Iron is a mineral used by the body in the production of red blood cells. Specifically, iron is used in the production of hemoglobin, which is the main protein in red blood cells. Hemoglobin carries oxygen throughout the body, so without iron, the tissues, muscles, and other systems do not receive adequate oxygen, and thus cannot function properly. This leads to fatigue and poor health. An iron deficiency can also cause shortness of breath, inability to perform physical tasks well, poor attention, and other learning problems...all earmarks of my new-onset diabetes. I started talking the supplement 10 days ago.

This last week has been a change in my life and my overall feeling of well-being. I'm running around fixing things that aren't broke, cleaning things that aren't dirty, making long posts to the point of ad nauseum and I'm seriously, at the age of 67, contemplating climbing Mount Everest when spring comes around! Well, not really...but you get the gist of my newfound vigor.

I thought I'd discuss the test result for red cell count with my PA on the 18th but he wasn't in that day. I did bring it to the attention of the substitute PA I saw that day and asked her if she thought an iron supplement might be in order and she seemed unmoved by my question. "Sure! Try it if you want." I can't stand apathetic caregivers. I even had to go back after going to the pharmacy to have her correct my prescriptions. Where do these PAs come from, community college?

Anyway...I'm not sure what Iron Glycinate is in the iron family. I tried sticking a magnet to one of the pills and it doesn't stick. Maybe the magnet's anemic! :rolleyes:
 
G

·
Discussion Starter · #3 ·
It took a few days, Jim. I'm not sure just how the interaction of iron and how it helps the hemoglobin works, rather it attaches in the bone marrow to promote better RBC count...or it attaches after the fact. I've found unless you're smoking something...there's a lag period. :D
 

·
Registered
Joined
·
930 Posts
soda pop destroys iron? interesting!

soda pop destroys iron? interesting!

being that i use to drink 4 liters of cola a day, i found this very informative.

Slow Fe (ferrous sulfate) for Iron Deficiency Anemia: I was anemic for years, and thought it was just the way I was. I had no idea that the soda I was drinking was stopping my body from absorbing iron (and calcium). One night, my heart rate didn't slow down. I woke my husband and we went to the hospital. I found that my anemia was so bad that my red blood cells couldn't get enough oxygen to my body, and my heart was racing trying to get more Oxygen delivered. The doctors said my heart would have just given up had I not come in. I found "normal" iron pills gave me horrible, painful gas. Slow FE was the only iron that didn't. It's made differently than iron pills and your body is able to break it down without the difficult side effects, but it can cause constipation. I eat 3 prunes a day.

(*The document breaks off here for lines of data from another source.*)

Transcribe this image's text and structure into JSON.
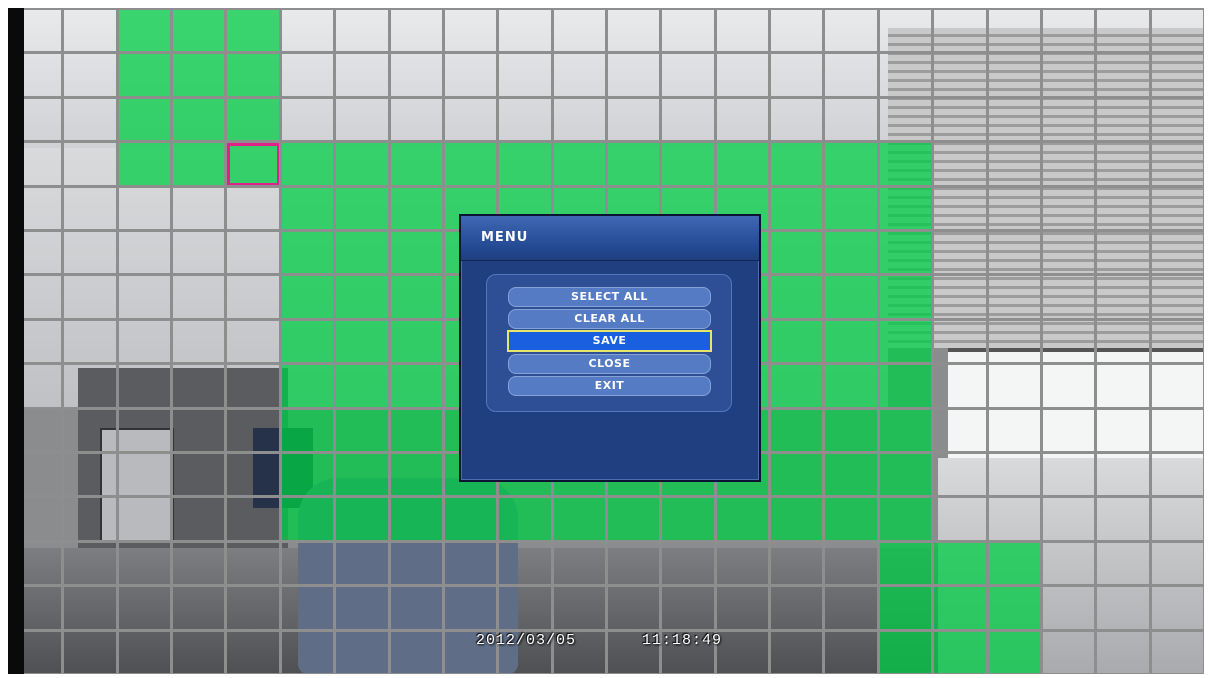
{
  "camera": {
    "date": "2012/03/05",
    "time": "11:18:49"
  },
  "motion_grid": {
    "columns": 22,
    "rows": 15,
    "cursor": {
      "col": 4,
      "row": 3
    },
    "active_cells": [
      [
        2,
        0
      ],
      [
        3,
        0
      ],
      [
        4,
        0
      ],
      [
        2,
        1
      ],
      [
        3,
        1
      ],
      [
        4,
        1
      ],
      [
        2,
        2
      ],
      [
        3,
        2
      ],
      [
        4,
        2
      ],
      [
        2,
        3
      ],
      [
        3,
        3
      ],
      [
        4,
        3
      ],
      [
        5,
        3
      ],
      [
        6,
        3
      ],
      [
        7,
        3
      ],
      [
        8,
        3
      ],
      [
        9,
        3
      ],
      [
        10,
        3
      ],
      [
        11,
        3
      ],
      [
        12,
        3
      ],
      [
        13,
        3
      ],
      [
        14,
        3
      ],
      [
        15,
        3
      ],
      [
        16,
        3
      ],
      [
        5,
        4
      ],
      [
        6,
        4
      ],
      [
        7,
        4
      ],
      [
        8,
        4
      ],
      [
        9,
        4
      ],
      [
        10,
        4
      ],
      [
        11,
        4
      ],
      [
        12,
        4
      ],
      [
        13,
        4
      ],
      [
        14,
        4
      ],
      [
        15,
        4
      ],
      [
        16,
        4
      ],
      [
        5,
        5
      ],
      [
        6,
        5
      ],
      [
        7,
        5
      ],
      [
        8,
        5
      ],
      [
        9,
        5
      ],
      [
        10,
        5
      ],
      [
        11,
        5
      ],
      [
        12,
        5
      ],
      [
        13,
        5
      ],
      [
        14,
        5
      ],
      [
        15,
        5
      ],
      [
        16,
        5
      ],
      [
        5,
        6
      ],
      [
        6,
        6
      ],
      [
        7,
        6
      ],
      [
        8,
        6
      ],
      [
        9,
        6
      ],
      [
        10,
        6
      ],
      [
        11,
        6
      ],
      [
        12,
        6
      ],
      [
        13,
        6
      ],
      [
        14,
        6
      ],
      [
        15,
        6
      ],
      [
        16,
        6
      ],
      [
        5,
        7
      ],
      [
        6,
        7
      ],
      [
        7,
        7
      ],
      [
        8,
        7
      ],
      [
        9,
        7
      ],
      [
        10,
        7
      ],
      [
        11,
        7
      ],
      [
        12,
        7
      ],
      [
        13,
        7
      ],
      [
        14,
        7
      ],
      [
        15,
        7
      ],
      [
        16,
        7
      ],
      [
        5,
        8
      ],
      [
        6,
        8
      ],
      [
        7,
        8
      ],
      [
        8,
        8
      ],
      [
        9,
        8
      ],
      [
        10,
        8
      ],
      [
        11,
        8
      ],
      [
        12,
        8
      ],
      [
        13,
        8
      ],
      [
        14,
        8
      ],
      [
        15,
        8
      ],
      [
        16,
        8
      ],
      [
        5,
        9
      ],
      [
        6,
        9
      ],
      [
        7,
        9
      ],
      [
        8,
        9
      ],
      [
        9,
        9
      ],
      [
        10,
        9
      ],
      [
        11,
        9
      ],
      [
        12,
        9
      ],
      [
        13,
        9
      ],
      [
        14,
        9
      ],
      [
        15,
        9
      ],
      [
        16,
        9
      ],
      [
        5,
        10
      ],
      [
        6,
        10
      ],
      [
        7,
        10
      ],
      [
        8,
        10
      ],
      [
        9,
        10
      ],
      [
        10,
        10
      ],
      [
        11,
        10
      ],
      [
        12,
        10
      ],
      [
        13,
        10
      ],
      [
        14,
        10
      ],
      [
        15,
        10
      ],
      [
        16,
        10
      ],
      [
        5,
        11
      ],
      [
        6,
        11
      ],
      [
        7,
        11
      ],
      [
        8,
        11
      ],
      [
        9,
        11
      ],
      [
        10,
        11
      ],
      [
        11,
        11
      ],
      [
        12,
        11
      ],
      [
        13,
        11
      ],
      [
        14,
        11
      ],
      [
        15,
        11
      ],
      [
        16,
        11
      ],
      [
        16,
        12
      ],
      [
        17,
        12
      ],
      [
        18,
        12
      ],
      [
        16,
        13
      ],
      [
        17,
        13
      ],
      [
        18,
        13
      ],
      [
        16,
        14
      ],
      [
        17,
        14
      ],
      [
        18,
        14
      ]
    ],
    "colors": {
      "active_fill": "#00cd46",
      "grid_line": "#8e8e8e",
      "cursor_border": "#e0218a"
    }
  },
  "menu": {
    "title": "MENU",
    "items": [
      {
        "label": "SELECT ALL",
        "selected": false
      },
      {
        "label": "CLEAR ALL",
        "selected": false
      },
      {
        "label": "SAVE",
        "selected": true
      },
      {
        "label": "CLOSE",
        "selected": false
      },
      {
        "label": "EXIT",
        "selected": false
      }
    ],
    "colors": {
      "dialog_bg": "#1f3f80",
      "item_bg": "#557bc4",
      "selected_bg": "#1a5fe0",
      "selected_border": "#e6e66a"
    }
  }
}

ferrous sulfate systemic User Reviews at Drugs.com
 
G

·
Discussion Starter · #5 ·
The iron supplement I bought is from Nature's Bounty, says Gentile On Your Stomach on the face of the bottle. Maybe that's because it's Iron Glycinate, not Ferris Sulfate.
 

·
Registered
Joined
·
24,394 Posts
Well - you two managed to trip my trigger, so I went & looked up my last CBC, which was back in April. This must be one of those things where different labs have different units of measure, because mine says the standard range is 3.90-4.90 M/uL, and my own RBC count was 4.12 (and I can't find what M/uL stands for either . . . :confused:)
 
G

·
Discussion Starter · #7 · (Edited)
White Blood Cells are measured in thousands per cubic milliliter (K/uL)

Red blood cells are measured in millions per cubic milliliter (M/uL)

Platelets are measured in thousands per cubic milliliter (K/uL)

Another measurement you might find on your lab report would be g/dL which stands for grams per deciliter.